MLB Gives Instant Replay A Look
Wednesday - November 14, 2007
Last week Jimmie Lee Solomon, executive vice president for MLB operations in the commissioner’s office, told ESPN that “We have glacier-like movement in baseball ...” In many ways, this resistance to change has benefited the game - saving it from going through the almost yearly rule change confusion that seems to constantly surround the NFL.
By maintaining the status quo, baseball, a game indelibly tied to its past and statistics, remains the only sport where historical comparisons can be made and where the accomplishments of Walter Johnson do not lose merit when compared to those of Roger Clemens. Unfortunately, because of this slow-to-act-or-react system, the league has at times suffered from poor decisions and wallowed in bad behavior. The most recent example being the decade-long use of performance-enhancing drugs that owners and the league were either unable or unwilling to correct.
Even though the general managers voted 25-5 in favor of using instant replay to make a limited number of calls, it still faces a tough upward climb as it has to be approved by both players’ and umpires’ unions, the owners and the one guy who has stubbornly resisted the change - commissioner Bud Selig.
Selig has said on many occasions that he does not favor the use of replay, fearing that delays would ruin the tempo of the game. Although he has said he will listen to the idea, most of the time the words are filtered through tonal qualities and facial remarks that suggest his mind is already made up and that he is just humoring supporters.
The commissioner’s concern about lengthening already long Major League Baseball games has merit. In a nation addicted to instant gratification, baseball has been seen as a game that moves too slowly and takes too long to play, and any stop of action is not going to help that opinion. But what Selig fails to realize is that by the very nature of the game, baseball is better suited for the use of replay than any other sport.
One of the problems the NFL and college football have with their replay systems is the crowded nature of their respective games. Replay officials must not only determine the result of quick-moving plays, but must also try to see around, under and between massive, piled
bodies. Baseball is a very spacial game where the action, while even faster than the NFL in respect to a thrown or batted ball, happens within large, open spaces unencumbered by interference. This is especially true with the system that was voted on by GMs calling for replay use only to determine fan interference, fair or foul balls and home runs.
Another benefit of baseball replay is the easy use of cameras. Whereas football replay officials must sort through numerous camera angles, the single camera behind home plate is enough to cover home plate, both foul lines and first and third bases. Add in the center field and two side positions, and it takes only four cameras in baseball to do the same job that may require double that number for the NFL.
While starting off slowly is a good idea for a plan that lacks the commissioner’s support, replay in baseball is needed and should be expanded as other plays can be added without lengthening the game.

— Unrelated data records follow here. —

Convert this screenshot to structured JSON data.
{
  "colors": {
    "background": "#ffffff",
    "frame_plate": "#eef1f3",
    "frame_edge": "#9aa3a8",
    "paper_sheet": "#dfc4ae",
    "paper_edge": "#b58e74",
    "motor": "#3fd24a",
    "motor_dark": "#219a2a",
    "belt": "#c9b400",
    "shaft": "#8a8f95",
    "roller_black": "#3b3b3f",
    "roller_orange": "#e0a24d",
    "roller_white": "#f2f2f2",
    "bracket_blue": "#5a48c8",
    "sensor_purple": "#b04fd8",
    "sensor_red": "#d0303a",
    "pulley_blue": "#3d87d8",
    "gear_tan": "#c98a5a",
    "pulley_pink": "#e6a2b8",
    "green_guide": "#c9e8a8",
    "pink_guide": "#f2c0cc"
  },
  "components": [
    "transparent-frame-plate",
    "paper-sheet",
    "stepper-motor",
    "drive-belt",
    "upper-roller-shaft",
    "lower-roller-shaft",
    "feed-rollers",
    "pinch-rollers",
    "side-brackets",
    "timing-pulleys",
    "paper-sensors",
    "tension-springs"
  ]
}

Balls and strikes are out. Replay would only make questionable calls more controversial, since the strike zone is different for each player, and without a perfectly centered shot of home plate no truly accurate call could be made. Close plays at first base are a no-brainer, and
a correct call can be made before the pitcher is even ready for the next batter. Cleaning up phantom tags at second while turning double plays and eliminating questions about successful stolen bases would also be appropriate additions.
Then there is the most critical area - home plate. No call is more important than those made at home plate, where one mistake can result in changing the outcome of the game. Just ask San Diego Padres fans. Whether or not the replay would have shown conclusive evidence that Matt Holliday was safe or not is meaningless now, but both teams deserved a definitive answer. A call the other way would not just have changed the fortunes of these two teams, but also those of Philadelphia and Arizona, who were swept by the Rocks on their way to the World Series.
A Look Back.
Unhappy with overpaid football players? Blame the Allegheny Athletic Association. Near the turn of the century, football became a major attraction for local athletic clubs in the Northeast. Allegheny’s rival was the Pittsburgh Athletic Club, and prior to their 1892 game, AAA decided not to leave the game to chance. The association paid former Yale All-American William “Pudge”
Heffelfinger $500 to play in the game, making him the first professional football player. The plan worked. Heffelfinger picked up a PAC fumble and
returned it 35 yards for a touch-down. Allegheny won 4-0. Needless to say, scoring rules have changed a bit in 115 years.